Read Our Executive Director’s Testimony Against The ERA

Below is a testimony delivered by our executive director, Mary Kate Knorr, when she testified before the House Human Services Committee on the Equal Rights Amendment.

Proponents of the equal rights amendment often refer to its connection to abortion as a myth. It is not a myth. Rather, it is a well-established fact that was addressed by Henry Hyde in his testimony before Congress in 1983. And in his testimony, Hyde reminded us that the life of the law has not been logic. It has been experience. Law is often interpreted with the intent of those who wrote and adopted it in mind. Experience supports our argument that the ERA is connected to the expansion of abortion.

In 1983, proponents of the ERA attempted to resubmit the amendment after the first attempt expired in 1982. The attempt failed because sponsors refused to change the amendment so as to make it “abortion neutral.” This rejection of abortion neutral language will be perceived in future court decisions as an intent to affect abortion legislation through the passage of the ERA.

As this pertains to Illinois, arguments have been made that the ERA would have no impact on this area of state policy, given that HB40 already funds abortions using state dollars. This is obviously false, as the ERA would prevent state legislators from reconsidering this policy.

Hyde pointed out in his statements before Congress that the pro abortion movement clearly identified the ERA as an important tool in expanding abortion rights in cases in the late 70s and early 80s.

In 1978 case Hawaii Right to Life v. Chang, the ACLU argued that the state of Hawaii’s ERA secured abortion funding because “abortion is a medical procedure performed only for women. Withdrawing funding for abortions while continuing to reimburse other medical procedures sought from both sexes or only by men would be tantamount to a denial of equal rights on account of sex.”

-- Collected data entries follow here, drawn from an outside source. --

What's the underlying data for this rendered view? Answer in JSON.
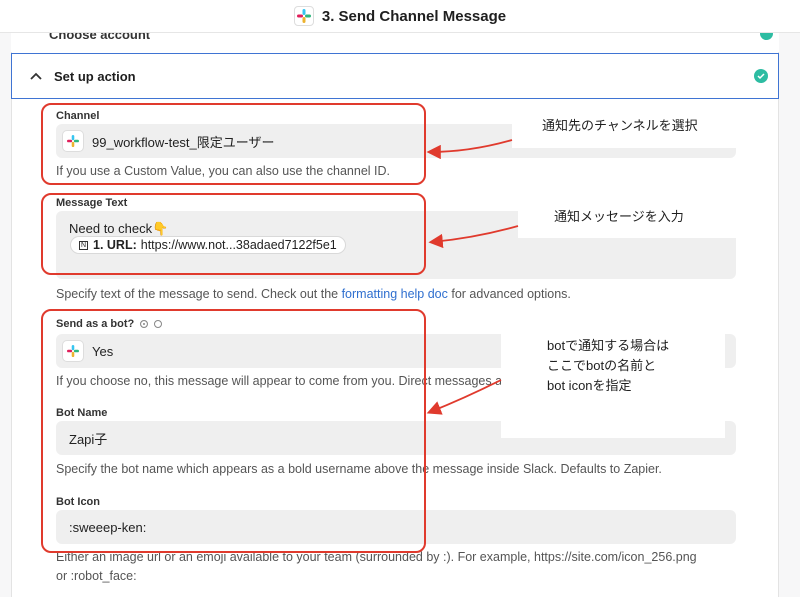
{
  "header": {
    "title": "3. Send Channel Message",
    "app_icon": "slack-icon"
  },
  "prev_section": {
    "label": "Choose account"
  },
  "section": {
    "label": "Set up action"
  },
  "channel": {
    "label": "Channel",
    "value": "99_workflow-test_限定ユーザー",
    "help": "If you use a Custom Value, you can also use the channel ID."
  },
  "message": {
    "label": "Message Text",
    "line1": "Need to check👇",
    "pill_prefix": "1. URL:",
    "pill_value": "https://www.not...38adaed7122f5e1",
    "help_before": "Specify text of the message to send. Check out the ",
    "help_link": "formatting help doc",
    "help_after": " for advanced options."
  },
  "bot": {
    "label": "Send as a bot?",
    "value": "Yes",
    "help": "If you choose no, this message will appear to come from you. Direct messages a"
  },
  "bot_name": {
    "label": "Bot Name",
    "value": "Zapi子",
    "help": "Specify the bot name which appears as a bold username above the message inside Slack. Defaults to Zapier."
  },
  "bot_icon": {
    "label": "Bot Icon",
    "value": ":sweeep-ken:",
    "help_line1": "Either an image url or an emoji available to your team (surrounded by :). For example, https://site.com/icon_256.png",
    "help_line2": "or :robot_face:"
  },
  "annotations": {
    "callout1": "通知先のチャンネルを選択",
    "callout2": "通知メッセージを入力",
    "callout3_line1": "botで通知する場合は",
    "callout3_line2": "ここでbotの名前と",
    "callout3_line3": "bot iconを指定"
  },
  "colors": {
    "accent": "#3f74d3",
    "success": "#2dbca2",
    "annotation": "#e03a2d",
    "link": "#2f6fcf"
  }
}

Similar arguments were made in the 1980 case Moe v. King, also by the ACLU, which is a major proponent of the ERA, and in the 1983 case of Fischer, Planned Parenthood, and others v. Department of Public Affairs, by the American Civil Liberties Foundation of Pennsylvania.

In 1986, the Connecticut Superior Court ruled that the state’s ERA promised taxpayer funding for abortion services, stating that “since only women become pregnant, discrimination against pregnancy by not funding abortions… is sex-oriented discrimination… The court concludes that the regulation that restricts the funding for abortions… violates Connecticut’s Equal Rights Amendment.”

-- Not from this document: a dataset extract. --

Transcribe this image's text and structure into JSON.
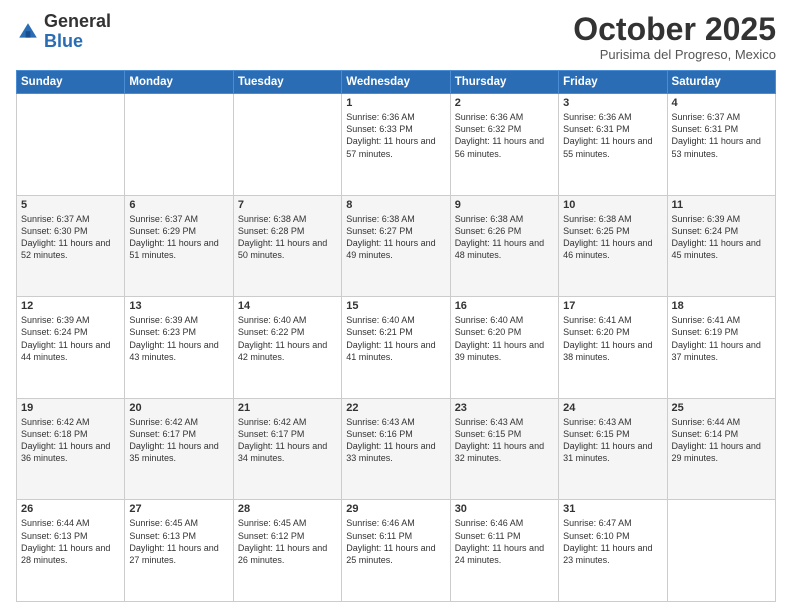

And in 1998, New Mexico’s Supreme Court unanimously ruled that under the state’s ERA, the denial of taxpayer funds for abortions was considered “sex discrimination.” As a result, state Medicaid now funds abortion services in the state of New Mexico.

Statements by legal scholars and pro-abortion organizations have supported the fact that the ERA would serve as an important tool for expanding abortion access.

Rutgers law professor and ERA proponent Anne Freedman testified before the Senate Judiciary Subcommittee on the impact the ERA would have on abortion in 1984, saying that “to treat people differently on account of characteristics unique to one sex is to treat them differently on account of their sex.”

Yale Law Professor and ERA proponent Thomas Emerson testified in the same hearing, saying that the ERA would “have an important effect in strengthening abortion rights in America.”

In addition to these statements, pro-abortion groups such as the ACLU, Planned Parenthood, NARAL, the Center for Reproductive Law and Policy, and the NOW Legal Defense and Education Fund have all submitted legal briefs that clarify the ERA’s importance to expanding abortion rights.

It is clear based on these past statements and testimonies by pro-abortion ERA proponents, as well as ERA proponents’ resistance to abortion-neutralizing changes to the ERA, that the expansion of abortion access and the elimination of abortion restrictions is a definitive priority of the ERA. We urge you to take this threat to abortion restrictions very seriously.